Minister of Works and Housing, Babatunde Fashola, said the weekly Monday sit-at-home order imposed on the South East by IPOB has impacted negatively on the progress of work on the bridge, which according to him, is now named “Muhammadu Buhari Bridge”.
Other than IPOB, Minister Fashola also named the #EndSARS protest across the federation and the several months of lock down occasioned by the COVID-19 pandemic, as contributing to missing the February 2022 deadline completion date of the project.
Mr Fashola spoke with State House correspondents during a special ministerial briefing organised by the Presidential Communications Team, at the Presidential Villa, Abuja.
He explained that the initial February completion date projection for the Second Niger Bridge failed due to several factors such as the COVID-19 lockdown, #EndSARS protests, and the sit-at-home orders by the Indigenous People of Biafra which delayed works on the Anambra side of the bridge.
He, however, added that the project was already at 91 per cent completion stage.
According to him, the Lagos-Ibadan Expressway and Second Niger Bridge are on course to be completed in 2022.
READ: #EndSARS protesters ask panel to summon Sanwo-Olu, Fashola, others
“The Lagos-Ibadan Expressway will be delivered this year, subject to how we navigate the pricing issues.
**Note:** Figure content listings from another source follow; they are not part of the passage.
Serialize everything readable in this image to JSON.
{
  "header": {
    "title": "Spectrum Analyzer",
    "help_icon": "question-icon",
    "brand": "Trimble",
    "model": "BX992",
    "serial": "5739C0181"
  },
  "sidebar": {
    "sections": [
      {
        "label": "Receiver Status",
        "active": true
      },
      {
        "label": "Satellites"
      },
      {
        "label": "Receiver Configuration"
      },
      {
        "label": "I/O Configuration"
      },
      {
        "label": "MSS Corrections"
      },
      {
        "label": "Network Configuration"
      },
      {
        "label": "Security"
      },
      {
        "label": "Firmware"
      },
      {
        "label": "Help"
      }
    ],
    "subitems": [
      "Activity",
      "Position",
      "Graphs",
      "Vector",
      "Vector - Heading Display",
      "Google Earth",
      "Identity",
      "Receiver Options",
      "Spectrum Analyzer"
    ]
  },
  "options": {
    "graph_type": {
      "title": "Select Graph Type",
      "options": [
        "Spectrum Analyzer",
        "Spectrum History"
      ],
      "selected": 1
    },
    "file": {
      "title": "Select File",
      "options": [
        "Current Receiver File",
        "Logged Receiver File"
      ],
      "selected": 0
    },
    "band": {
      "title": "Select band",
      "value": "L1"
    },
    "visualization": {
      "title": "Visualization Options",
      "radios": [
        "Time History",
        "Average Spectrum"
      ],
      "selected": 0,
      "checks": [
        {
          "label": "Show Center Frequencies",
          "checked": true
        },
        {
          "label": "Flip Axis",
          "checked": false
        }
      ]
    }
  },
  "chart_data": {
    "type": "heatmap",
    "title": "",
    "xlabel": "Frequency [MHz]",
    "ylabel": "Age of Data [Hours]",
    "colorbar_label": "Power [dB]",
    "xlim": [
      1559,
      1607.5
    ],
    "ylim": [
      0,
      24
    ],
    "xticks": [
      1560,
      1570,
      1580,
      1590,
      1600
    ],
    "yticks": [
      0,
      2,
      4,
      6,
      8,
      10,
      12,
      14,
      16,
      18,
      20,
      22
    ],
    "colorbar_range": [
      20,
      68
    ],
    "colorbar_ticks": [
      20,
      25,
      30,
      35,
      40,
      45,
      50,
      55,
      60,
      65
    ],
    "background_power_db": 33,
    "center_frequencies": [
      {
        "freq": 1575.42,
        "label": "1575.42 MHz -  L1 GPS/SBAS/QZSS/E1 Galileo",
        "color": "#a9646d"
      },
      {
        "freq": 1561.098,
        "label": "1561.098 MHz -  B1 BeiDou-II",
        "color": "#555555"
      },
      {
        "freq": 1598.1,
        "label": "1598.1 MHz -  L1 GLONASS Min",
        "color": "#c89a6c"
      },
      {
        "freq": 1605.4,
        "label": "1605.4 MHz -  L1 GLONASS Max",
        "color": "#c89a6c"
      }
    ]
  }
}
Second Niger Bridge also this year, while the main carriageway of Abuja-Kaduna-Zaria-Kano Expressway is scheduled for completion by the second quarter of 2023 before the President leaves office at the end of his tenure.
“On the Second Niger Bridge, one of the challenges we are facing on the Anambra side of the project is the stay-at-home order on Mondays and every day we don’t work, there is time lost.
“On the second Niger Bridge, we are going to shut down the power supply from one of the power plants for maintenance. On Abuja-Kano Road, we have to relocate transmission lines; we have to move people who have set up markets along the roads and so on.
“So, these are some of the challenges we are facing and then there are compensation issues and we are working with Governors, who control land in their states to help us overcome these local issues,” the minister said.